Shout by Laurie Halse Anderson: Speak still remains one of the most checked-out books in my school library. I remember reading Speak when it first came out and how shocking it seemed to be at the time; fast forward 20 years later, post-#MeToo movement and Anderson’s story seemed to be a reality for many women. Hence after all this time, Anderson is ready to tell her own true story in Shout.
This year I was able to attend the Texas Library Association conference and one of the amazing benefits was acquiring advanced reader copies of books by popular authors. I love this not only because I feel like I have been given a forbidden gift, but also because it gives me time to read the book before it is published, promote the book, and book talk it to my students. So here is my list of anticipated publications:
The Fountains of Silence by Ruta Sepetys: The first time I ever read anything by Ruta Sepetys a teacher-friend gave me a copy of Between Shades of Gray; it was so poignant, that it has stayed with me for almost a decade. When Salt to the Sea, her second novel set in WWII, was being released, I had it pre-ordered for months. So when I found out I could get an advanced copy of her newest novel at TLA, that was my first stop! This story takes place in 1957 Madrid under the rule of fascist dictator General Francisco Franco. Fate brings eighteen year-old Daniel and Ana together to stealthily reveal a web of Spain’s struggles post-Spanish Civil war.
The Rest of the Story by Sarah Dessen: Sarah Dessen’s books were the first romances I ever read as a pre-teen. I remember completing a school project in 7th grade on her book Keeping the Moon and I have read everything she has written since. Emma’s mother died when she was twelve, leaving her and her father to live a pretty steady (if not boring) life.
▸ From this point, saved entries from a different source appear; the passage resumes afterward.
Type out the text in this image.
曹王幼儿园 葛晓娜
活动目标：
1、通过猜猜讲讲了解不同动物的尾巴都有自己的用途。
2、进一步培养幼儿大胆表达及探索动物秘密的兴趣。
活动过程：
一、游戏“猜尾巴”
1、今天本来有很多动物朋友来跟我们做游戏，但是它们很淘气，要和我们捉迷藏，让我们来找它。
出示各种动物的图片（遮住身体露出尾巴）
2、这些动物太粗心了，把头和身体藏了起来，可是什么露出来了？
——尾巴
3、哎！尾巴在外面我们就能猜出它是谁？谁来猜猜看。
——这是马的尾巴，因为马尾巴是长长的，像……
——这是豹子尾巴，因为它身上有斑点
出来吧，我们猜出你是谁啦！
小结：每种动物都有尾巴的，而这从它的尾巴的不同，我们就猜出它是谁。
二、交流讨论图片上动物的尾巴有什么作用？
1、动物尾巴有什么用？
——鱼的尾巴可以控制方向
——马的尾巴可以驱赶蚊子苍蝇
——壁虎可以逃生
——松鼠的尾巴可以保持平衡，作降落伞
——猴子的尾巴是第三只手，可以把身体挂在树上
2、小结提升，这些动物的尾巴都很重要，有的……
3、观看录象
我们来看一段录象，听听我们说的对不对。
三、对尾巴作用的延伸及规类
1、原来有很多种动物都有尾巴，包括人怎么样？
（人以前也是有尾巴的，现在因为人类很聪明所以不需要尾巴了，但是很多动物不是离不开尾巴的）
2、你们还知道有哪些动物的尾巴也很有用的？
Until one summer, Emma is sent to stay with her mother’s family who she hasn’t seen in years. In North Lake, she experiences the drastically different lives her mother and father led in their youth, and she, too, begins to feel torn. Roo, her male childhood best friend, holds her hand as she discovers the truth about her family and herself.
Deposing Nathan by Zack Smedley: When I read the description of Smedley’s debut novel, I was hooked and had to have a copy! The story begins with Nate being stabbed in his front yard by his best friend, Cam. Throughout the novel Smedley takes us on a ride from the day Cam and Nate became best friends, to the truth about Nate’s family, his unfaithfulness to his girlfriend and what Cam and Nate truly mean to each other.